Ser santo para ser feliz
Mt 4,25 –5,12
Celebramos la solemnidad de Todos los Santos, lo que significa que alabamos a Dios por la obra maravillosa que su gracia ha realizado en una muchedumbre incalculable de hermanos nuestros, que ya disfrutan de Su feliz compañía.
Nosotros conocemos los santos canonizados, cuyos nombres están en el Misal y de quien sabemos los datos básicos de su vida y de sus trabajos. Sin embargo, hay un sinnúmero de gente que está con Dios, pero que no sabemos, prácticamente, nada de sus cosas. Por ejemplo: nuestro bisabuelo, o la abuela de un primo, o personas de otros continentes y otros siglos.
Hoy, celebramos Todos los Santos, pues todos han sabido vencer al mal y andar por los caminos del Evangelio, y ahora son nuestros intercesores delante de la Majestad Divina.
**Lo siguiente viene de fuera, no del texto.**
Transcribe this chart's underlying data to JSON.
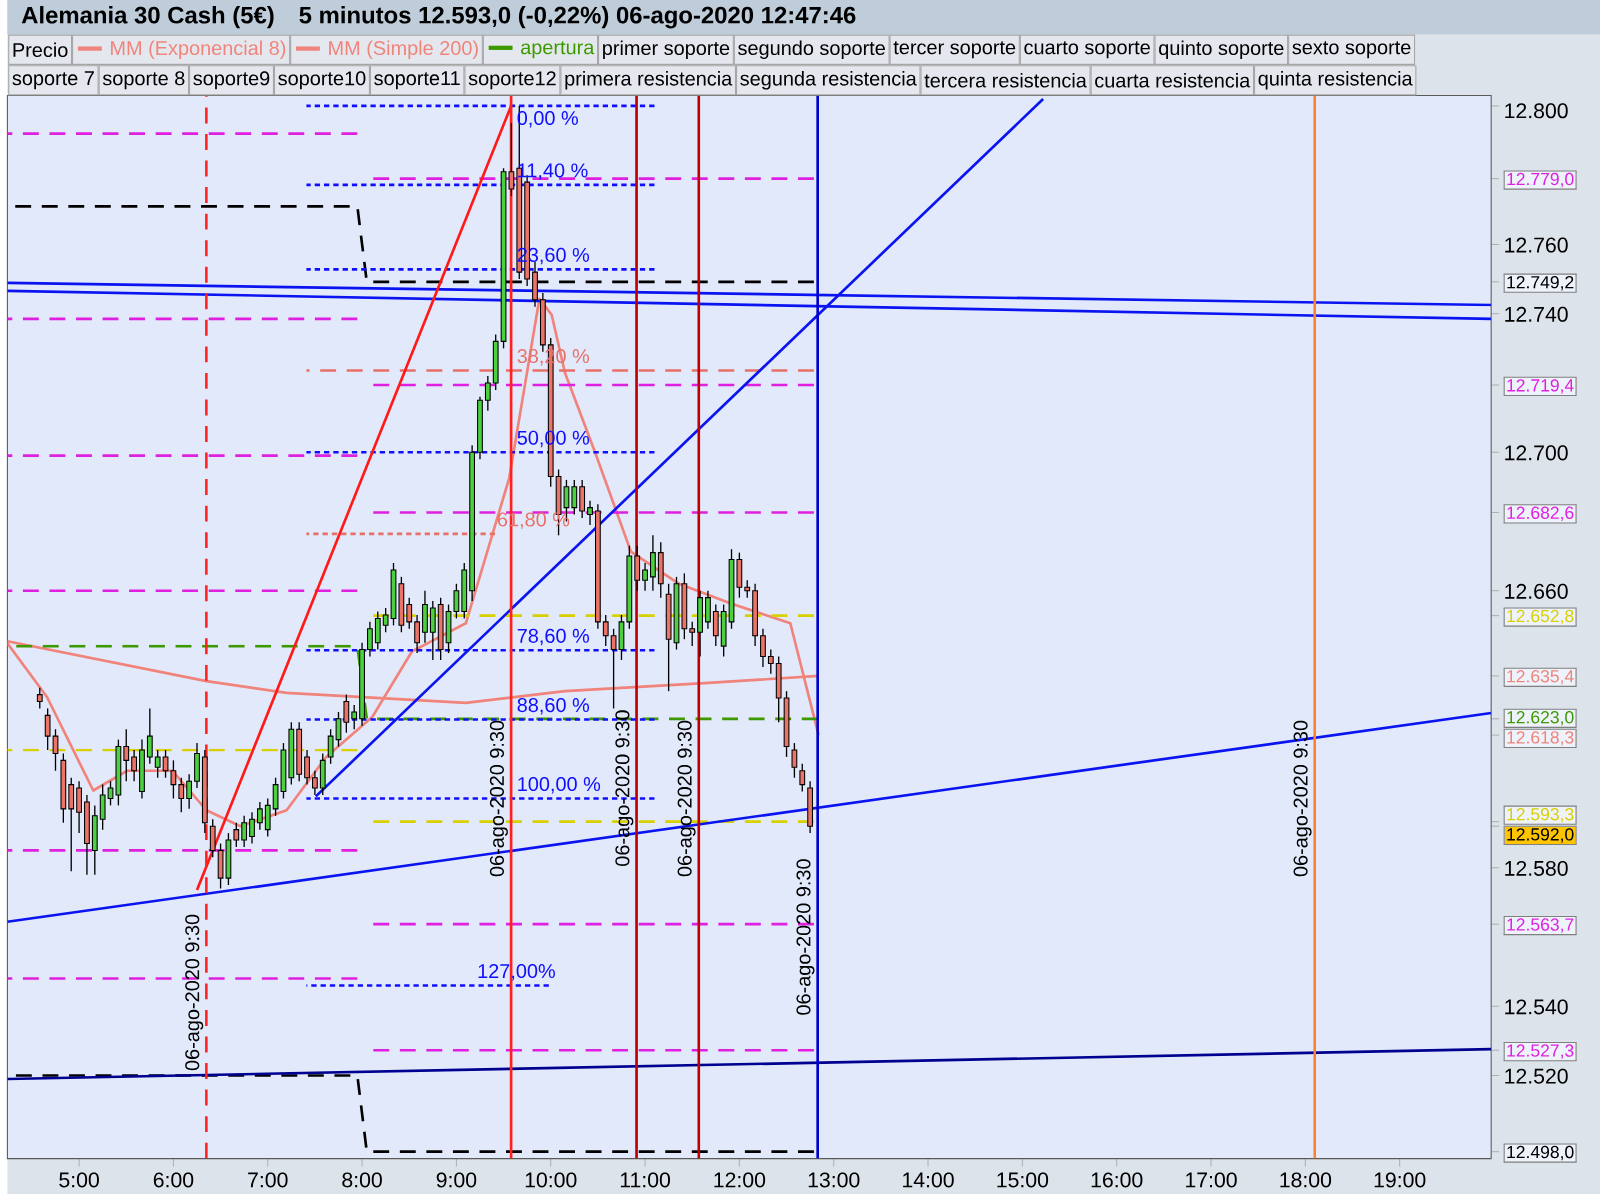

La Iglesia, como Madre y Maestra, inculca el sentido de la “vocación universal a la santidad”, para expresar que todos los que estamos peregrinando en este mundo debemos ser santos, pero, no como algo “opcional”, sino como el primer deber de todo bautizado, y podemos decir, de toda persona sensata, que busca el bien de los demás.
Nunca nos olvidemos de la contundente pregunta de Jesús: “¿De qué le sirve al hombre ganar el mundo entero si pierde a sí mismo?”.
Ahora, la pelota está en nuestros pies y debemos hacer muchos goles. Para vencer el partido, merecer la faja de campeón y la corona de gloria, Jesús nos enseña las bienaventuranzas.
Todos queremos ser felices y hay caminos verdaderos que nos llevan a esto, pero hay caminos bestiales, que nos despachan para el lado opuesto.
Con las bienaventuranzas Él enseña a combatir las falacias del mundo y de la sociedad de consumo, y muestra cómo funcionan los criterios de Dios, que, afortunadamente, son diferentes de los razonamientos humanos, tan marcados por las vanidades, y a veces, por traumas psíquicos de amargas consecuencias.
Las bienaventuranzas manifiestan las actitudes propias de quienes optan por el Reino de Dios, o sea, por las relaciones interpersonales marcadas por el ejemplo de Jesucristo.
La primera de ellas es la más importante, y tal vez, la más difícil de comprender: “Felices los que tienen alma de pobres, porque a ellos les pertenece el Reino de los cielos”.
Vivir las ocho bienaventuranzas conduce a una profunda felicidad, porque le hace a uno semejante a Jesús en su empeño por la justicia distributiva, por la tolerancia con los pesados, por la pureza de corazón, libre de indecencias, por la misericordia y por la construcción de la paz.